The US Federal Reserve (Fed) has raised the policy rate, federal funds rate, by 25 basis points to the range of 5-5.25% following the May policy meeting. This decision was in line with market expectations. However, the US Dollar came under renewed bearish pressure and declined toward 101.00 as a result. Despite the continued banking turmoil, the Fed has increased interest rates for the 10th time in a row, but signalled it may soon pause its aggressive monetary tightening campaign. The Fed will take a “data-dependent approach” on future hikes, using economic data such as the unemployment rate and job vacancies to make that decision.
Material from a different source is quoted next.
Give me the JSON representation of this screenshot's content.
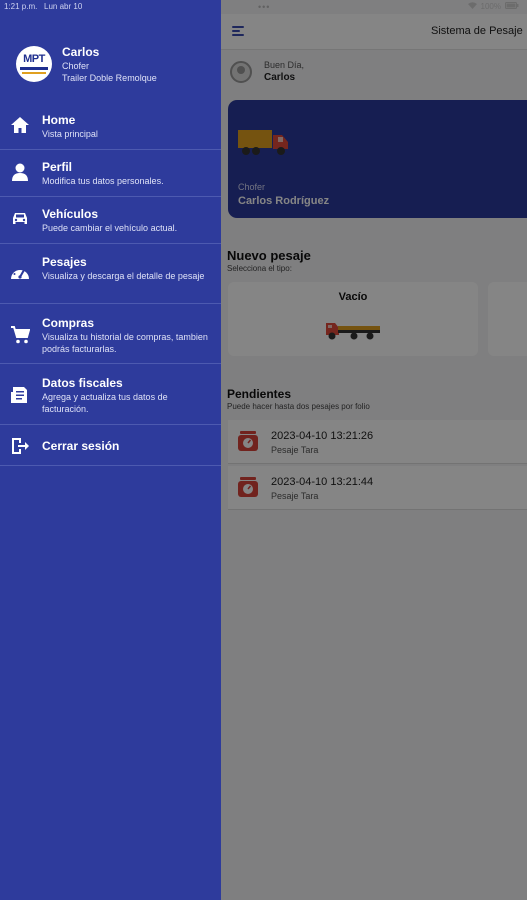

Meanwhile, the European Central Bank (ECB) has also raised rates by 25 basis points. The central bank for European countries increased interest rates to 3.25 percent, and Christine Lagarde, the ECB’s president, signalled the financial institution “are not pausing”.
In other news, the US economy added 253K jobs in April 2023, beating forecasts of 180K and following a downwardly revised 165K in March. Employment continued to trend up in professional and business services, health care, leisure and hospitality, and social assistance. The unemployment rate, at 3.4 percent, and the number of unemployed persons, at 5.7 million, changed little in April. The unemployment rate has matched a 50-year low, which was seen in January and has ranged from 3.4 percent to 3.7 percent since March 2022.
As contagion fears in the US Regional Banking sector grow, risk sentiment is currently giving the US dollar a supportive hand. PacWest Bancorp and Western Alliance Bancorp slumped by 50% and 38% respectively as worries over another round of deposit outflows escalated. Other safe-haven assets, including gold and the Japanese Yen, have also been in demand. XAU/USD briefly touched its highest in over a year in the immediate aftermath of Wednesday’s Federal Reserve monetary policy announcement, but prices have since come down. Financial analysts are sounding the alarm that a recession is likely due to central banks failing to end their changes to interest rates. In conclusion, the recent interest rate hikes by the US Federal Reserve and the European Central Bank have garnered attention from financial analysts and the general public alike. While the US banking sector is facing a difficult period, the Fed maintains that it is still sound and resilient.